Catalysis science of methanol oxidation over iron vanadate catalysts
Bulk mixed metal oxide compounds are employed as industrial oxidation catalysts for many reactions, but there is still debate in the heterogeneous catalysis literature about the nature of their catalytic active sites as well as their location in the catalyst that is responsible for the chemical transformations.
Lehigh Universitys department of chemical engineering (ChE) and department of material science (MatSci) teamed up to put this debate to rest.

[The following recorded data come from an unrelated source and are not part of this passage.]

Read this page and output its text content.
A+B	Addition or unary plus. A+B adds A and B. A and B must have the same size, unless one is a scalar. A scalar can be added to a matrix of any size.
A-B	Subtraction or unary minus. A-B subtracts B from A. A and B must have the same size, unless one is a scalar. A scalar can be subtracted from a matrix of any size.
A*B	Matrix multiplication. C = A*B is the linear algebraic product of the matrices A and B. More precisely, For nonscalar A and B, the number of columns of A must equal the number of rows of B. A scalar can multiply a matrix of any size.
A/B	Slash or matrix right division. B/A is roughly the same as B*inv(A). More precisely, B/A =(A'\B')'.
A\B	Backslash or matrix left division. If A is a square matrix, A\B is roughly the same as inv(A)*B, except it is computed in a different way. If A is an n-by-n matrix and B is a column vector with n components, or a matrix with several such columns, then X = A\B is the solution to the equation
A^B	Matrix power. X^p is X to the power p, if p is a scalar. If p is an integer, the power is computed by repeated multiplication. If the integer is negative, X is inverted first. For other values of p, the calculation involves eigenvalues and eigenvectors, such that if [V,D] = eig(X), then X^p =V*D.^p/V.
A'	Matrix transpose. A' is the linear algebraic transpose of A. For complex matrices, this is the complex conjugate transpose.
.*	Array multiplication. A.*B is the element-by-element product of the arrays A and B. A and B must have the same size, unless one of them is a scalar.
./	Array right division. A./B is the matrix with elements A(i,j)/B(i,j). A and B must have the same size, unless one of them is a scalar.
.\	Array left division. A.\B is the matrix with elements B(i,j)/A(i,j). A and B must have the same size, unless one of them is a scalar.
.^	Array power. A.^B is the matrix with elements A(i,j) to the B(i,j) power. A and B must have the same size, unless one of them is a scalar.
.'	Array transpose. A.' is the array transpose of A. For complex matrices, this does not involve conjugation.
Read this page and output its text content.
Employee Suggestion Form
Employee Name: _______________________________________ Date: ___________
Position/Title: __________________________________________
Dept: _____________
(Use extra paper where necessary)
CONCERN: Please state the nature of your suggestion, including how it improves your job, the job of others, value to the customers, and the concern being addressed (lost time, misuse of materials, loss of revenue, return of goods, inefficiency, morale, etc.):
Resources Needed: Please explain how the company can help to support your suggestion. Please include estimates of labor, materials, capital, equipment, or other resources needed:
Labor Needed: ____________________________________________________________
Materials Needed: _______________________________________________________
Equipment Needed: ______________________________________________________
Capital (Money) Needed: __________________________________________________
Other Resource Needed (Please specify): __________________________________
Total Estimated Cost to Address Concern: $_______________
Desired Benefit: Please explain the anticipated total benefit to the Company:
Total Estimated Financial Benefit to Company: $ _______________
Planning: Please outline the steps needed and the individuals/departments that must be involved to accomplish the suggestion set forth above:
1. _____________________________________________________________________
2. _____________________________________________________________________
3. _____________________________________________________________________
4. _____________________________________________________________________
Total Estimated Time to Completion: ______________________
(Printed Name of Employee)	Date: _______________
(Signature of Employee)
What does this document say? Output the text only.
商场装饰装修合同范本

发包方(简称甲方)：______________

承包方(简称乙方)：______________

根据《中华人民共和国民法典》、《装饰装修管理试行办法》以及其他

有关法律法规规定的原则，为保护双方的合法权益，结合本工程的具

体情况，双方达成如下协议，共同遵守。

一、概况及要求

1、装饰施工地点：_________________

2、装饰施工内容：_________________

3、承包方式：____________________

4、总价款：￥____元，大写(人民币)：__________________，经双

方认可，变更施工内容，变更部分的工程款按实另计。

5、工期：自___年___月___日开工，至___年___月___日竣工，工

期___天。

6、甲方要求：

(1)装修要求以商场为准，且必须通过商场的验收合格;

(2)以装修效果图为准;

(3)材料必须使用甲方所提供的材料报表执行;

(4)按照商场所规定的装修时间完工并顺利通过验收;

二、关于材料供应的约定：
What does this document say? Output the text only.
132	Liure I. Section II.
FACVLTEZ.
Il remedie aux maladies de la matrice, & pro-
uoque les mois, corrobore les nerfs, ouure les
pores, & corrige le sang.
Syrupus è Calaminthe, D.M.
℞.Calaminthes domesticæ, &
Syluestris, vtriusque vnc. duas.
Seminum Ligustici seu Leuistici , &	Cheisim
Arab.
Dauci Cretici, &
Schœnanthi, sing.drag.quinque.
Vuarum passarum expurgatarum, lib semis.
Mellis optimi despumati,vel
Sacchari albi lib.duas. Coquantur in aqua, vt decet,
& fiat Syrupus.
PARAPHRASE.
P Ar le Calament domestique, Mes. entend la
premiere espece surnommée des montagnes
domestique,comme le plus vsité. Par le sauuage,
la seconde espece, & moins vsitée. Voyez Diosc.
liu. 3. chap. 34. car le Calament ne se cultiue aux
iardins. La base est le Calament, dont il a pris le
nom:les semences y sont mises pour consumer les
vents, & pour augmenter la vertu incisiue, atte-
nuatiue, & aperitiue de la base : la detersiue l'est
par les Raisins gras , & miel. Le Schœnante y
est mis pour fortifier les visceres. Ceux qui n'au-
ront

Authors Kamalakanta Routray (ChE), Wu Zhou (MatSci), Christopher J. Kiely (MatSci), and Israel E. Wachs (ChE, Principal Investigator) used a multitude of characterization techniques to solve this long-standing debate with Infrared (IR) and Raman spectroscopy, High Resolution Transmission Electron Microscopy (HRTEM), Temperature Programmed Surface Reaction (TPSR) spectroscopy and steady-state kinetic analysis. Their results have been chosen for publication in the first issue of the new American Chemical Society: Catalysis peer-reviewed journal released for January 2011.
This article examines one model system, the bulk mixed metal oxide FeVO4, for the oxidation reaction of methanol (CH3OH) to formaldehyde (HCHO). For comparison, the systems of crystalline V2O5 and α-Fe2O3 phases and supported 4% V2O5/α-Fe2O3, possessing a two-dimensional surface VOx layer, were also studied in order to elucidate the contributions of pure phases and the surface vanadium phase to that of the bulk FeVO4 catalyst.
Raman spectroscopic analysis confirmed that the bulk FeVO4 catalyst is indeed of pure FeVO4 phase (not possessing extraneous V2O5 or α-Fe2O3 phases) and that the supported 4% V2O5/α-Fe2O3 catalyst only contains the vanadium oxide as an amorphous surface VOx monolayer on the bulk α-Fe2O3 support. The surface composition of all the samples was further probed with CH3OH adsorption and monitored with IR spectroscopy. The CH3OH-IR results revealed that the surfaces of V2O5, bulk FeVO4, and 4% V2O5/α-Fe2O3 all look the same, indicating that their surfaces consist of a surface VOx layer.
The presence of an enriched VOx layer of ~1 nm thickness on the surface of the bulk FeVO4 catalyst was directly confirmed with High Resolution Transmission Electron Microscopy (HRTEM). The presence of such an amorphous layer is usually quite difficult to detect by more conventional methods (XRD, X-ray Absorption Spectroscopy (XAS), solid state 51NMR spectroscopy, Electron Spin Resonance (ESR), Raman spectroscopy, etc.) that tend to be dominated by the signal from the bulk phase.
Spectrokinetic analyses definitively revealed that the catalytic active sites for methanol oxidation to formaldehyde and water by the bulk FeVO4 catalyst are the surface VOx species. The role of the bulk FeVO4 phase is simply to store the lattice oxygen that is used to reoxidize the surface VOx sites and the gas phase molecular O2 does not directly oxidize the reduced surface VOx sites (Mars-van Krevelen reaction mechanism).
This new insight is causing a paradigm shift in how catalytic reactions proceed by bulk mixed metal oxide catalysts that will require an examination of the previously accepted models for chemical transformations by bulk mixed metal oxide catalysts, says Dr. Wachs.